You disagree and tell me many philosophers acknowledge Evolution and that we humans are evolved out of the primate branch of animals. Sure, everyone knows that, but then they move on and climb right back into, . . .

I would love for you to share links to talks from a philosopher about processing the fact of our animal origins into our own being and behaviors via brain and mind. To discuss human ego, and the curious struggles between our flesh’s desires & impulse vs. the mind’s rules & resolutions, from an evolutionary perspective.

I can tell you one thing, such a speaker wouldn’t invoke: “I think, therefore I am” unless it were to then totally dismantle the self-centered notion - then to inspire listeners to consider the interactions of creatures all the way back to six-hundred million years ago, and appreciate how the generations along with the act of living upon a dynamic changing planet honed those creatures through not just through attrition, but through constantly refining their awareness and consciousness and passing on those winnings to their children, and so on.

Each according to their originating plan & circumstance, all of it being maintained and refined with time and driven by Earth’s changing resources and limitations.

It’s creatures interacting with their environment that created ever more complex consciousness!

Consciousness is an interaction, creatures constantly competing against hunger & predators, elements & landscapes, always intent on making it through another day by constantly refining sensing, processing, command & control, manipulatory abilities.

From an Earth Centrist perspective, it’s self-evidence there is no consciousness without creature interaction with each other and their environment. The notion of primal matter and energy out in the cosmos having consciousness is pure science fiction without the slightest evidence to indicate a there, there. It requires an Earth to set that stage of reality.

The philosophers realm, “I think, therefore I am” is a reflection of being confined within the world of one’s thoughts as though we were isolated entities - worse the whole point is to imagine away the body, for argument sake.

A genuine appreciation for Evolution makes the exercise too silly (or insulting) to humor, because our body

Having a deep clarity for the Human Mindscape ~ Physical Reality divide, is like a benchmark. A clear boundary between our self-interested, self-obsessed individual selves, and the world we are embedded within. It also helps explain the self. Your thoughts really and truly are the inside reflection of this evolved creature body you’re inhabiting. And your body is the lucky product of tens of thousands of parents down one particular unique history.
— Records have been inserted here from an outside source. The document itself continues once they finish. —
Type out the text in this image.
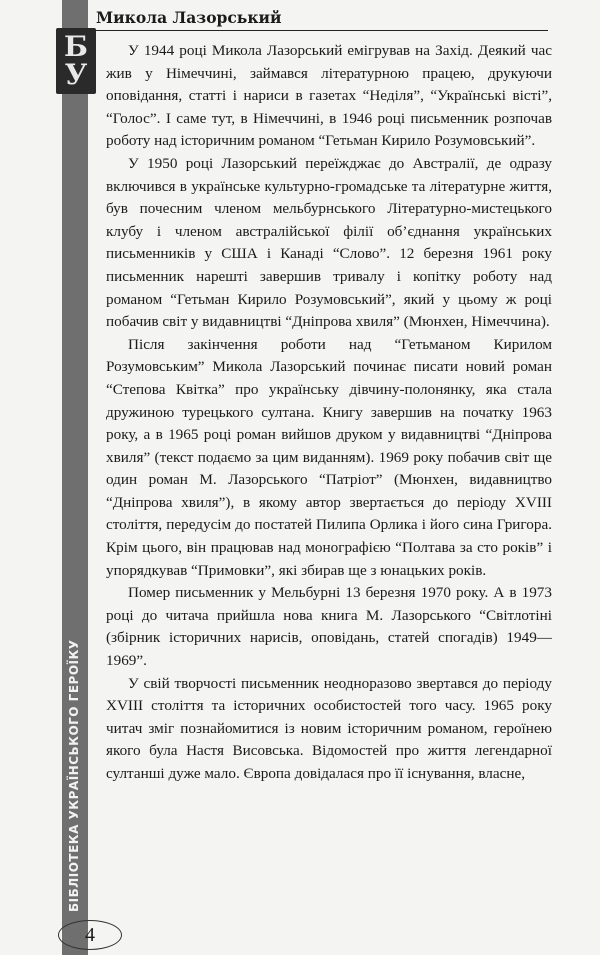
Б
У
БІБЛІОТЕКА УКРАЇНСЬКОГО ГЕРОЇКУ
Микола Лазорський

У 1944 році Микола Лазорський емігрував на Захід. Деякий час жив у Німеччині, займався літературною працею, друкуючи оповідання, статті і нариси в газетах “Неділя”, “Українські вісті”, “Голос”. І саме тут, в Німеччині, в 1946 році письменник розпочав роботу над історичним романом “Гетьман Кирило Розумовський”.

У 1950 році Лазорський переїжджає до Австралії, де одразу включився в українське культурно-громадське та літературне життя, був почесним членом мельбурнського Літературно-мистецького клубу і членом австралійської філії об’єднання українських письменників у США і Канаді “Слово”. 12 березня 1961 року письменник нарешті завершив тривалу і копітку роботу над романом “Гетьман Кирило Розумовський”, який у цьому ж році побачив світ у видавництві “Дніпрова хвиля” (Мюнхен, Німеччина).

Після закінчення роботи над “Гетьманом Кирилом Розумовським” Микола Лазорський починає писати новий роман “Степова Квітка” про українську дівчину-полонянку, яка стала дружиною турецького султана. Книгу завершив на початку 1963 року, а в 1965 році роман вийшов друком у видавництві “Дніпрова хвиля” (текст подаємо за цим виданням). 1969 року побачив світ ще один роман М. Лазорського “Патріот” (Мюнхен, видавництво “Дніпрова хвиля”), в якому автор звертається до періоду XVIII століття, передусім до постатей Пилипа Орлика і його сина Григора. Крім цього, він працював над монографією “Полтава за сто років” і упорядкував “Примовки”, які збирав ще з юнацьких років.

Помер письменник у Мельбурні 13 березня 1970 року. А в 1973 році до читача прийшла нова книга М. Лазорського “Світлотіні (збірник історичних нарисів, оповідань, статей спогадів) 1949—1969”.

У свій творчості письменник неодноразово звертався до періоду XVIII століття та історичних особистостей того часу. 1965 року читач зміг познайомитися із новим історичним романом, героїнею якого була Настя Висовська. Відомостей про життя легендарної султанші дуже мало. Європа довідалася про її існування, власне,

4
Our thoughts are the sum total of all our days, and your body is the product of billions of years worth of Earth’s evolution, a strand in the tapestry of Earth’s nearly never-ending Story.

Please show me where some philosophers reflect on evolution and the human body on that level.
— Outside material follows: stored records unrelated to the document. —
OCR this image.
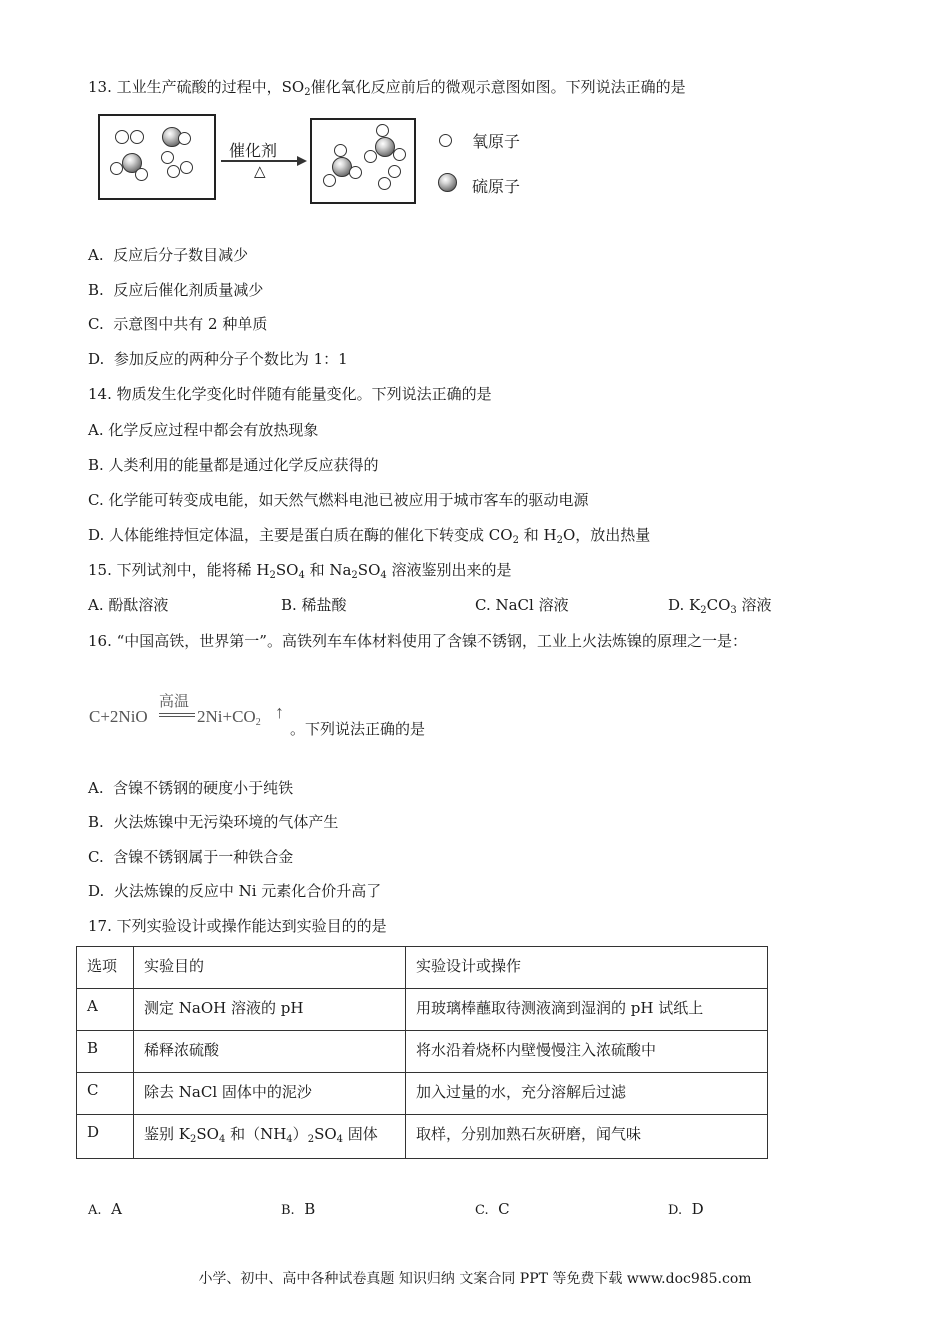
13. 工业生产硫酸的过程中，$SO_2$催化氧化反应前后的微观示意图如图。下列说法正确的是
催化剂
△
氧原子
硫原子
A. 反应后分子数目减少
B. 反应后催化剂质量减少
C. 示意图中共有 2 种单质
D. 参加反应的两种分子个数比为 1：1
14. 物质发生化学变化时伴随有能量变化。下列说法正确的是
A. 化学反应过程中都会有放热现象
B. 人类利用的能量都是通过化学反应获得的
C. 化学能可转变成电能，如天然气燃料电池已被应用于城市客车的驱动电源
D. 人体能维持恒定体温，主要是蛋白质在酶的催化下转变成 $CO_2$ 和 $H_2O$，放出热量
15. 下列试剂中，能将稀 $H_2SO_4$ 和 $Na_2SO_4$ 溶液鉴别出来的是
A. 酚酞溶液	B. 稀盐酸	C. NaCl 溶液	D. $K_2CO_3$ 溶液
16. “中国高铁，世界第一”。高铁列车车体材料使用了含镍不锈钢，工业上火法炼镍的原理之一是：
C+2NiO
高温
$2Ni+CO_2$
↑
。下列说法正确的是
A. 含镍不锈钢的硬度小于纯铁
B. 火法炼镍中无污染环境的气体产生
C. 含镍不锈钢属于一种铁合金
D. 火法炼镍的反应中 Ni 元素化合价升高了
17. 下列实验设计或操作能达到实验目的的是
选项	实验目的	实验设计或操作
A	测定 NaOH 溶液的 pH	用玻璃棒蘸取待测液滴到湿润的 pH 试纸上
B	稀释浓硫酸	将水沿着烧杯内壁慢慢注入浓硫酸中
C	除去 NaCl 固体中的泥沙	加入过量的水，充分溶解后过滤
D	鉴别 $K_2SO_4$ 和$(NH_4)_2SO_4$ 固体	取样，分别加熟石灰研磨，闻气味
A. A	B. B	C. C	D. D
小学、初中、高中各种试卷真题 知识归纳 文案合同 PPT 等免费下载 www.doc985.com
This is a tad long and rambling, but concise takes time and this has been constructed in bits and pieces over past day. Unfortunately wrestling with this stuff may be tops on my list, but physical reality has other demands that take priority.

I’ve read of some scientists who are starting to dispute that “consistent throughout time and space” - but I’ll stay out of that and say okay, fair enough, it’s what I’ve always been taught.
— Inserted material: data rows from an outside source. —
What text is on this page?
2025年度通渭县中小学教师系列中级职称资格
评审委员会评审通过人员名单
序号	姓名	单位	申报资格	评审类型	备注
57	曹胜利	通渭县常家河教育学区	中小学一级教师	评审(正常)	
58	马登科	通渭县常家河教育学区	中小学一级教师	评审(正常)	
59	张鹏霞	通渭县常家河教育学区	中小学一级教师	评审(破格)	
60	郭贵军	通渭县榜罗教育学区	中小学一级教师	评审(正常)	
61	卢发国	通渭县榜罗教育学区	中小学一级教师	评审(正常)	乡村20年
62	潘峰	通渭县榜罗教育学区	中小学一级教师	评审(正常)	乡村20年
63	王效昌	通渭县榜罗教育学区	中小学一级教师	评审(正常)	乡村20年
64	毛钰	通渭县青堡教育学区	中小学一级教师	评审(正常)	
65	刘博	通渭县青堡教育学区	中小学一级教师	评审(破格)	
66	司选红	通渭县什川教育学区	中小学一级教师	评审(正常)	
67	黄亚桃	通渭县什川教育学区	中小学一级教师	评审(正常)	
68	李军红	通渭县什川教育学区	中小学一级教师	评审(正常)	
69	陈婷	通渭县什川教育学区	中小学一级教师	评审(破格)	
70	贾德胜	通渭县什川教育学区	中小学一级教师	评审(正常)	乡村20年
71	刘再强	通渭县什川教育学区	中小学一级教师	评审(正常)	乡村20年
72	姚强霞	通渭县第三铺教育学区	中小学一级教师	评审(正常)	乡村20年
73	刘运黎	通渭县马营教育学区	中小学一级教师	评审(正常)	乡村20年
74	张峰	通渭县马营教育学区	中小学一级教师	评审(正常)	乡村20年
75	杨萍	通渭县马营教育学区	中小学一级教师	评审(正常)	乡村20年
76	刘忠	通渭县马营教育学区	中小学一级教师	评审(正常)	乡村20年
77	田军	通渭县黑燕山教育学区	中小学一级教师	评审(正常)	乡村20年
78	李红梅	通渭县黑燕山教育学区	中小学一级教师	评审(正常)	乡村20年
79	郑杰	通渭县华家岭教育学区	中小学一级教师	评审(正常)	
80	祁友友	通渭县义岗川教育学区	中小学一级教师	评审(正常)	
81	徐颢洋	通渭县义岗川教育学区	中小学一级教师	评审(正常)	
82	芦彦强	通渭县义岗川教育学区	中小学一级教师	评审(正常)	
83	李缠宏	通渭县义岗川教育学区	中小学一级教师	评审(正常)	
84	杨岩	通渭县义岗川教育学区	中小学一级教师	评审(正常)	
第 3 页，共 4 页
Perhaps I could have done a better job of wording that.

I wasn’t implying math was pointless, I was saying that are argument:
" Whether math is a human invention or a discovery?"
is a pointless, dog-chasing-tail argument.

As for the universe being pointless without humans in it, that’s not my take, tad too self-centered, but Paul P. Mealing does give one things to think about.

I have.

But, I was thinking it might be good for me come up with a summary of them.